En algunas reuniones y publicaciones recientes, los investigadores han debatido el origen y la significación de Catarina. Una pregunta crucial es: ¿fue Catarina un evento raro en el borde extremo de la curva de campana normal para el clima del Atlántico sur (como por ejemplo lo fue la racha de bateo de Joe DiMaggio durante 56 juegos en 1941, que representa una probabilidad extrema en el beisbol, analogía que hizo famosa Stephen Jay Gould)? ¿O fue Catarina un "umbral" que da aviso de un cambio abrupto y fundamental en el estado del sistema climático del planeta?
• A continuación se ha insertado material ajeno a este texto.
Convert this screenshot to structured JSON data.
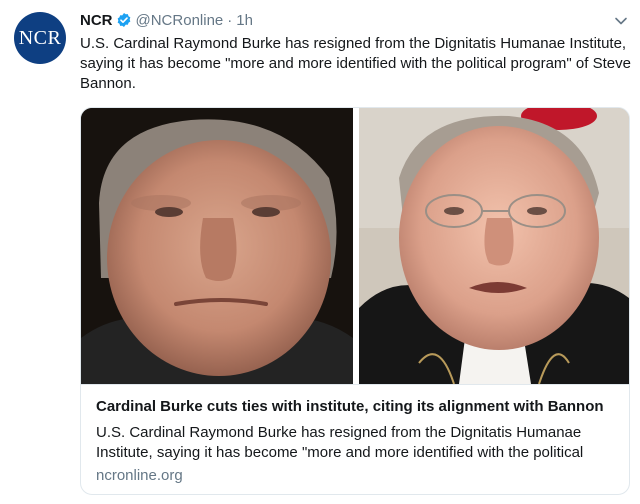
{
  "tweet": {
    "avatar_text": "NCR",
    "display_name": "NCR",
    "handle": "@NCRonline",
    "separator": "·",
    "time": "1h",
    "text": "U.S. Cardinal Raymond Burke has resigned from the Dignitatis Humanae Institute, saying it has become \"more and more identified with the political program\" of Steve Bannon.",
    "verified_icon": "verified-badge-icon",
    "menu_icon": "chevron-down-icon"
  },
  "card": {
    "title": "Cardinal Burke cuts ties with institute, citing its alignment with Bannon",
    "description": "U.S. Cardinal Raymond Burke has resigned from the Dignitatis Humanae Institute, saying it has become \"more and more identified with the political",
    "domain": "ncronline.org"
  },
  "colors": {
    "brand_avatar": "#0e3f82",
    "verified_blue": "#1da1f2",
    "secondary_text": "#657786",
    "border": "#e1e8ed"
  }
}
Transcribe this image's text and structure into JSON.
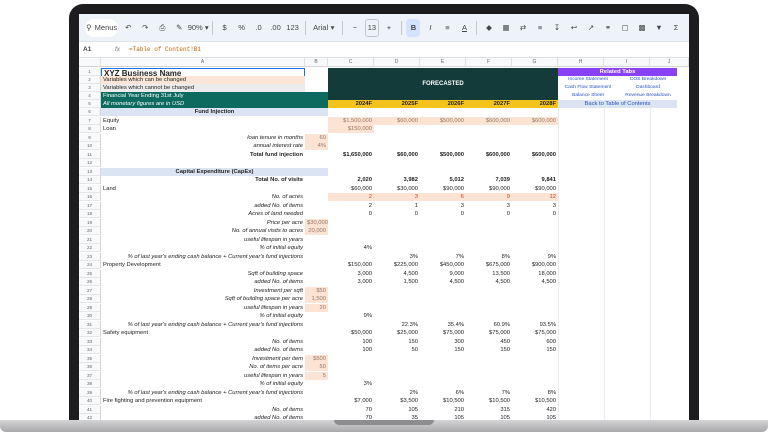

Lleva rato que las discusiones científicas en torno al cambio ambiental y el calentamiento global están obsesionadas con el espectro de lo no lineal. Los modelos climáticos, como los econométricos, son lo más fácil de construir y entender cuando son simples extrapolaciones lineales de conductas pasadas bien cuantificadas; cuando las causas mantienen una proporcionalidad consistente con sus efectos.
Pero todos los principales componentes del clima global -el aire, el agua, el hielo y la vegetación- son no lineales; de hecho: a ciertos umbrales pueden virar de un estado de organización a otro, con consecuencias catastróficas para las especies tan finamente sintonizadas con las viejas normas. Hasta principios de los años 90, sin embargo, era generalizada la creencia de que estas transiciones climáticas importantes llevaban siglos, si no milenios, para cumplirse. Ahora, gracias a la decodificación de sutiles rastros en los núcleos del hielo o en los sedimentos de los fondos marinos, sabemos que las temperaturas globales y la circulación de los océanos pueden, bajo las condiciones precisas, cambiar abruptamente -en 10 años o tal vez en menos.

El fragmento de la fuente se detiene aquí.